The Recipe Similarity Network
Michele Bellingeri, Axel Bidon-Chanal Badia, Marta Vila Rigat, Roberto Alfieri, Massimiliano Turchetto, Davide Cassi
Scientific Reports · DOI
Read original publicationNetwork science meets Catalan cuisine — a normalized similarity measure and clique-based community detection reveal the structural DNA of traditional and haute cuisine cookbooks, identifying Allioli and Joan Roca's signature Becada as characterizing recipes.
These are our reading notes and analysis. The original work belongs to its authors and publisher.
Approach
Three Catalan cookbooks analyzed through intersection graph theory: two traditional (622 + 100 recipes) and one haute cuisine from El Celler de Can Roca (57 recipes). A novel normalized similarity measure avoids size bias, and a clique-based community detection algorithm uncovers recipe families.
Key Findings
Traditional vs. Haute Cuisine: Traditional recipe networks are densely connected (connectance 0.82-0.96), while Roca's haute cuisine network fragments faster under increasing similarity thresholds — reflecting the specialized, unique nature of innovative cooking.
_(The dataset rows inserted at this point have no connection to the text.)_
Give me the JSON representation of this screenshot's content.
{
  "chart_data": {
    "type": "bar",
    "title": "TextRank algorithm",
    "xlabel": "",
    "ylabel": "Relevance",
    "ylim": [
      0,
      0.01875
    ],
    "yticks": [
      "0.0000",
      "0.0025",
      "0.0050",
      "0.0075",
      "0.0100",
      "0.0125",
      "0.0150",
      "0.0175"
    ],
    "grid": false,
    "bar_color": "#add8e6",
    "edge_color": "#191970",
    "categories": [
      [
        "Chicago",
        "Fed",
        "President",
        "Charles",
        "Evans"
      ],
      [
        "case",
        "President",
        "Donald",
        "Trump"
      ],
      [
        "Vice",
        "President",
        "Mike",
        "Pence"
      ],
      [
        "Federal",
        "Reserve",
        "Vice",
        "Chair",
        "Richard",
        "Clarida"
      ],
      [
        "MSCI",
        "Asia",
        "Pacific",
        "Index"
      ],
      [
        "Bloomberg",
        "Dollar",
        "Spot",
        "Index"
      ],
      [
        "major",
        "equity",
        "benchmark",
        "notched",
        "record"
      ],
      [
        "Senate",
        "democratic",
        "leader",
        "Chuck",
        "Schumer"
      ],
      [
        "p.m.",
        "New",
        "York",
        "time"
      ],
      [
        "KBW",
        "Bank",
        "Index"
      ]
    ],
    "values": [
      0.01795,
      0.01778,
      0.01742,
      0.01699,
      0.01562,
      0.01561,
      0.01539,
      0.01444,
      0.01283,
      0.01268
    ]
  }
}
Characterizing Recipes: Network centrality independently identified Allioli (garlic, olive oil, salt) as the most central traditional Catalan recipe, and Becada amb brioix del seu salmís as Roca's most representative dish — which Joan Roca himself has called his signature. This validates the methodology.
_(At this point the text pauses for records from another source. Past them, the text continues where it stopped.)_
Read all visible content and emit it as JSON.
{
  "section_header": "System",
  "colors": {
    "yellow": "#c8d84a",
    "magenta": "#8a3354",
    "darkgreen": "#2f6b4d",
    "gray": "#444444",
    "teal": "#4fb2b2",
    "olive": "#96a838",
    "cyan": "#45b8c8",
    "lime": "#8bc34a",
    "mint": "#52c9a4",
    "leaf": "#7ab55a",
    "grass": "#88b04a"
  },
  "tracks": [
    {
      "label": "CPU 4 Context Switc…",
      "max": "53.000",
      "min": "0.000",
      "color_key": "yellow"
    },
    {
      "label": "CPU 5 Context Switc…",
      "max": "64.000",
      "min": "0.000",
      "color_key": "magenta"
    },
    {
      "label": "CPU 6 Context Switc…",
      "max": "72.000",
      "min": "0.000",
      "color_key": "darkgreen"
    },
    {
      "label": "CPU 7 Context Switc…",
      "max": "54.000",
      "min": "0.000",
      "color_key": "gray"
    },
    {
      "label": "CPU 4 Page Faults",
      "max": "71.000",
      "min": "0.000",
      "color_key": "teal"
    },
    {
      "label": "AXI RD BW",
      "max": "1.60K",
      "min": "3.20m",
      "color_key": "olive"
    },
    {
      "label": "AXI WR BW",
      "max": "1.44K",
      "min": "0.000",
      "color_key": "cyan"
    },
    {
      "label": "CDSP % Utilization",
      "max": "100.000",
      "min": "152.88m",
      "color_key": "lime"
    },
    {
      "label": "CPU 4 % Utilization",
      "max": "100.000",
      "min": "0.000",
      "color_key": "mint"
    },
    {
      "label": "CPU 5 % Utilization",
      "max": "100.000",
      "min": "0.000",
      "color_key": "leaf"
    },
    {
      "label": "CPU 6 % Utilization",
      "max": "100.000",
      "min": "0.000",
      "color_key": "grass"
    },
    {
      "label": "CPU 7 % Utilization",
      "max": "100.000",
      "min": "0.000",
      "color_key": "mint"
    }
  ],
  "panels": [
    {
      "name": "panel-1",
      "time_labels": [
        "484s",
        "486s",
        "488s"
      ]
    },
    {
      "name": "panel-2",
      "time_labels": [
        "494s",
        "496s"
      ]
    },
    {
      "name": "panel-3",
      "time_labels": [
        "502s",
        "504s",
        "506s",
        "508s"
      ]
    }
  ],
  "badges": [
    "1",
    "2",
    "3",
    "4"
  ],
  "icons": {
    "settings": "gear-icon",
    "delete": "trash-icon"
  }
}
Recipe Communities: A 7-clique at high similarity threshold reveals recipes sharing garlic, oil, salt as a core, with complementary proteins and starches creating diverse dishes from a common base — explaining how culinary traditions generate variety from shared fundamentals.
Universal Ingredients
Across all three cookbooks: salt, olive oil, water, onion, garlic form the backbone. Roca adds modernist ingredients (xanthan gum, agar-agar, truffle).